Page 11 of The Rainbow Recipe


Font Size:

When she’d set her sights on Italy, she’d rather counted on Dante being on an archeological dig elsewhere, though. She already knew that she couldn’t use her gift to influence his thoughts, drat the man. He’d seen right through her head games—or he was thick as a brick.

The area did have cooking schools, and she’d love to attend one, but she didn’t have that kind of cash. It had taken her entire savings account and everything the family could scrape together to send her here.

Thinking on minimal sleep and a six hour time difference wasn’t productive. She should hit the sack, but childish giggles in the hall meant trouble. The dolt didn’t know what he had in those kids. Their open minds were quite brilliant.

Wondering who and where their mother was, she eased open the heavy door and studied the hall. There, in the shadows, wearing thin nightshirts, the twins crouched on the marble stairs, peering down between the stone railings.

Growing up in a family as weird as hers, Pris imagined all sorts of possibilities, but accepting that most families were normal, she joined them. She could hear Dante muttering below and caught flashes of the denim shirt he’d been wearing at dinner. What was the man doing?

She’d been accused of reacting without thinking, but what was there to think about?

Pris took the stairs down, the twins on her heels. They caught the giant imbecile in the act of balancing the quilted coat from the wardrobe and what appeared to be a stack of table linen while maneuvering his crutch into the immense front room. What did one call a room like that? It was big enough to be a ballroom. Or a grand hotel lobby.

He glared at them and continued on his appointed path.

Her nemesis was a large man, as tall and muscled as her cousin Evie’s team of demented military rejects. Worse yet, he was even more good looking than the male models who’d been escorting Lady Katherine. Dark hair with a slight curl—check. Square jaw—check. Rugged cheekbones—check...Oozing testosterone—lethal.

Unfortunately, he had a poor opinion of women who took matters into their own hands, which was great. She’d irritate him as he did her.

“You are seriously strange.” She usurped the stack of table linen.

Hanging on to the coat, he lurched on his intended path toward a sofa with gilded, delicately curved legs that would never hold him.

“You don’t have sleeping bags or air mattresses or cots or anything in this gothic palace?” Pris refused to lay the linens like sheets on the delicate antique.

The twins dashed over to bounce on the upholstered sofa, raising clouds of dust in the dim light of a single lamp.

“If I were in my flat in Rome, I’d have all the above. Those things weren’t invented in the 1800s and thus do not occupy this hellhole.” Finally speaking, he glared at the twins, who didn’t seem to notice.

“This is where communication matters. Don’t expect me to read your mind.” She gestured at the twins. “Upstairs. Show me the blankets.”

Amazingly, they took off in the direction of the stairs. She followed. At least they understood English.

Dante had stacked his weird bedding on a chair and fixed himself a drink by the time she returned with arms full. Behind her, the twins dragged a narrow foam mattress. “On the floor or on that antique? Will it even hold you?”

He glanced at the narrow sofa with distaste. “Probably not, but I don’t think I can manage the floor.”

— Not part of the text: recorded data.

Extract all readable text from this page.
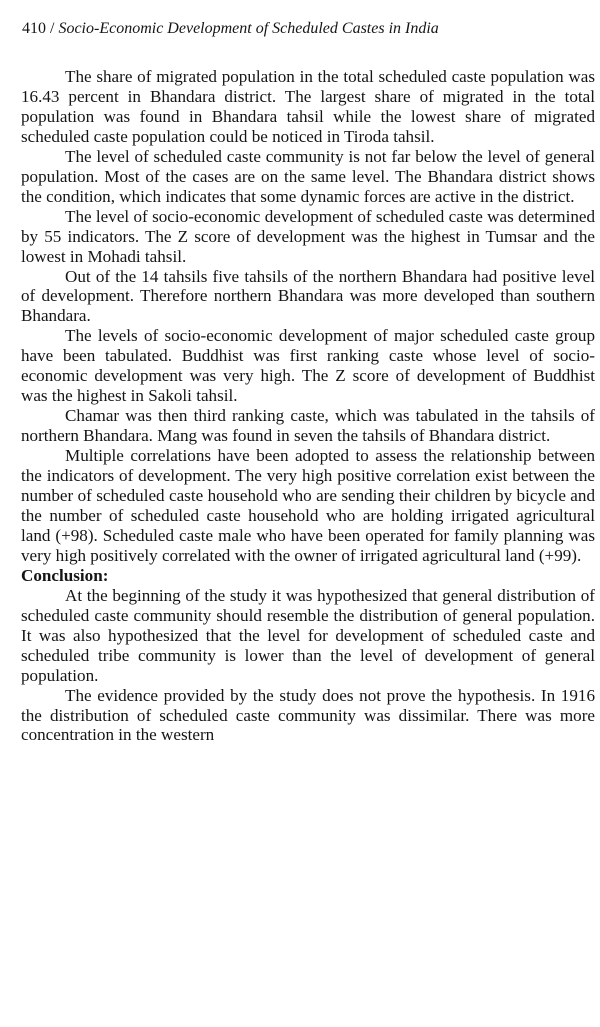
410 / Socio-Economic Development of Scheduled Castes in India

The share of migrated population in the total scheduled caste population was 16.43 percent in Bhandara district. The largest share of migrated in the total population was found in Bhandara tahsil while the lowest share of migrated scheduled caste population could be noticed in Tiroda tahsil.

The level of scheduled caste community is not far below the level of general population. Most of the cases are on the same level. The Bhandara district shows the condition, which indicates that some dynamic forces are active in the district.

The level of socio-economic development of scheduled caste was determined by 55 indicators. The Z score of development was the highest in Tumsar and the lowest in Mohadi tahsil.

Out of the 14 tahsils five tahsils of the northern Bhandara had positive level of development. Therefore northern Bhandara was more developed than southern Bhandara.

The levels of socio-economic development of major scheduled caste group have been tabulated. Buddhist was first ranking caste whose level of socio-economic development was very high. The Z score of development of Buddhist was the highest in Sakoli tahsil.

Chamar was then third ranking caste, which was tabulated in the tahsils of northern Bhandara. Mang was found in seven the tahsils of Bhandara district.

Multiple correlations have been adopted to assess the relationship between the indicators of development. The very high positive correlation exist between the number of scheduled caste household who are sending their children by bicycle and the number of scheduled caste household who are holding irrigated agricultural land (+98). Scheduled caste male who have been operated for family planning was very high positively correlated with the owner of irrigated agricultural land (+99).

Conclusion:

At the beginning of the study it was hypothesized that general distribution of scheduled caste community should resemble the distribution of general population. It was also hypothesized that the level for development of scheduled caste and scheduled tribe community is lower than the level of development of general population.

The evidence provided by the study does not prove the hypothesis. In 1916 the distribution of scheduled caste community was dissimilar. There was more concentration in the western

Forming a simple image of a lounge chair, she projected it to the kids. “Any big chairs down here?”

They screwed up their little foreheads in thought, then dashed off again. She didn’t normally intrude on other minds like that, but children were delightfully simple. The resulting headache was almost worth the attempt.

“Shouldn’t they be exhausted and sleeping?” Dante asked irritably, setting down his drink and attempting to arrange the foam on the narrow sofa.

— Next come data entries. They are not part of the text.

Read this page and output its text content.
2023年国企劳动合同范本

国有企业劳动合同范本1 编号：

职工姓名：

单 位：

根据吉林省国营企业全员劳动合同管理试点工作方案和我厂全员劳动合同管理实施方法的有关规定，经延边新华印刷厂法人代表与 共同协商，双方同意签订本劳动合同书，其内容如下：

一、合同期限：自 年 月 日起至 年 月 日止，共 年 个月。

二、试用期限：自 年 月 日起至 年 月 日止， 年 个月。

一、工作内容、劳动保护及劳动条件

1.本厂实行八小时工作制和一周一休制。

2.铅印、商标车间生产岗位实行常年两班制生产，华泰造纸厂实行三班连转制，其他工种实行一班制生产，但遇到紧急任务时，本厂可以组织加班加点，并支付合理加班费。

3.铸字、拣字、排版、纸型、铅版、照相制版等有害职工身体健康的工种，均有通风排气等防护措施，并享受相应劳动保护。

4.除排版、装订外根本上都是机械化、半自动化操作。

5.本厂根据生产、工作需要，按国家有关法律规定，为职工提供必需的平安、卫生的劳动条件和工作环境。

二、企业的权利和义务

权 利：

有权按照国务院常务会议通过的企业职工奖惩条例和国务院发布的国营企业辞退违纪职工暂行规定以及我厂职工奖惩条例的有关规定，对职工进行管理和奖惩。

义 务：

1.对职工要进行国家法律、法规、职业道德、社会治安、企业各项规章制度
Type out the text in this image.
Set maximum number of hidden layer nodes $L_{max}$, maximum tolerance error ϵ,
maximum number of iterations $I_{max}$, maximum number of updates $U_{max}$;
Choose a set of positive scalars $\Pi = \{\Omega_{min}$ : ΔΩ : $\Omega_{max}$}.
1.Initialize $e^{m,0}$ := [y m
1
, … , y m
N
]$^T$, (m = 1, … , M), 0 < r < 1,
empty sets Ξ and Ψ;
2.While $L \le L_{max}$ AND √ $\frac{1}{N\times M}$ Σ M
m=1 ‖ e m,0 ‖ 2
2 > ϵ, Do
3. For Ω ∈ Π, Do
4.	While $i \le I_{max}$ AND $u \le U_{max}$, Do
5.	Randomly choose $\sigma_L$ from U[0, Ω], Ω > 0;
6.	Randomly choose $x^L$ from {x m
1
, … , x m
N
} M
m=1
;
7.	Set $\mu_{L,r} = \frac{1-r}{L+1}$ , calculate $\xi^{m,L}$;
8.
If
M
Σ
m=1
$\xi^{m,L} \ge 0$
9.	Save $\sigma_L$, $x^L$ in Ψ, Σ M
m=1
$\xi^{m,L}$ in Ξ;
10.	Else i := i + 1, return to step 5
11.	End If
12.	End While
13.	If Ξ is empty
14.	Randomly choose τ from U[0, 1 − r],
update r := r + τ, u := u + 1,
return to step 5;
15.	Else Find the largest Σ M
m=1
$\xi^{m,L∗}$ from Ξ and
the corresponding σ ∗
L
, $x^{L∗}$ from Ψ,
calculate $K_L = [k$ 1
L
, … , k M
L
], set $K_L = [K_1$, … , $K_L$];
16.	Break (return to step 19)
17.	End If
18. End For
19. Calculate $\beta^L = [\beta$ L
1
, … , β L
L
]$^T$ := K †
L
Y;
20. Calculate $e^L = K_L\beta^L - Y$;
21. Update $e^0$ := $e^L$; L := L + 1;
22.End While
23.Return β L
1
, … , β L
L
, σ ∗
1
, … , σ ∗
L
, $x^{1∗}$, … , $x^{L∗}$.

“I suspect they’re night owls, accustomed to prowling while your exhausted mother sleeps. They really do need a nanny. How bad is the leg?” Pris talked while watching the twins to see their direction.

“Bruised tibia, maybe cracked, minor damage. It will heal on its own if I keep it iced and stay off of it for a while. Staying off is the problem. Why are you really here?”

The twins shouted from the rear of the house. Ignoring his question, she followed the noise to the open kitchen doors. They were wrestling with an old—rusted—iron lounge chair on wheels. Pris assumed it once had a cushion. It was now no more than uncomfortable mesh, but it might work.

It might work better with a little oil, but she managed to get the corroded wheels rolling the short distance into the kitchen so she could shut the doors. By that time, Dante had lurched his way back to join them.

He snorted, lifted the thing in one hand, and moved it against a wall out of the traffic pattern of the kitchen.

“Tell them they did good,” Pris whispered as the twins puttered around the chair, probably stirring the spiders.

“Thank you, Alex, Nan, you are geniuses,” he said in a gravelly voice that could indicate disuse as much as it might show emotion.

“Can we have a dog?” Nan asked instantly, proving they could talk when interested.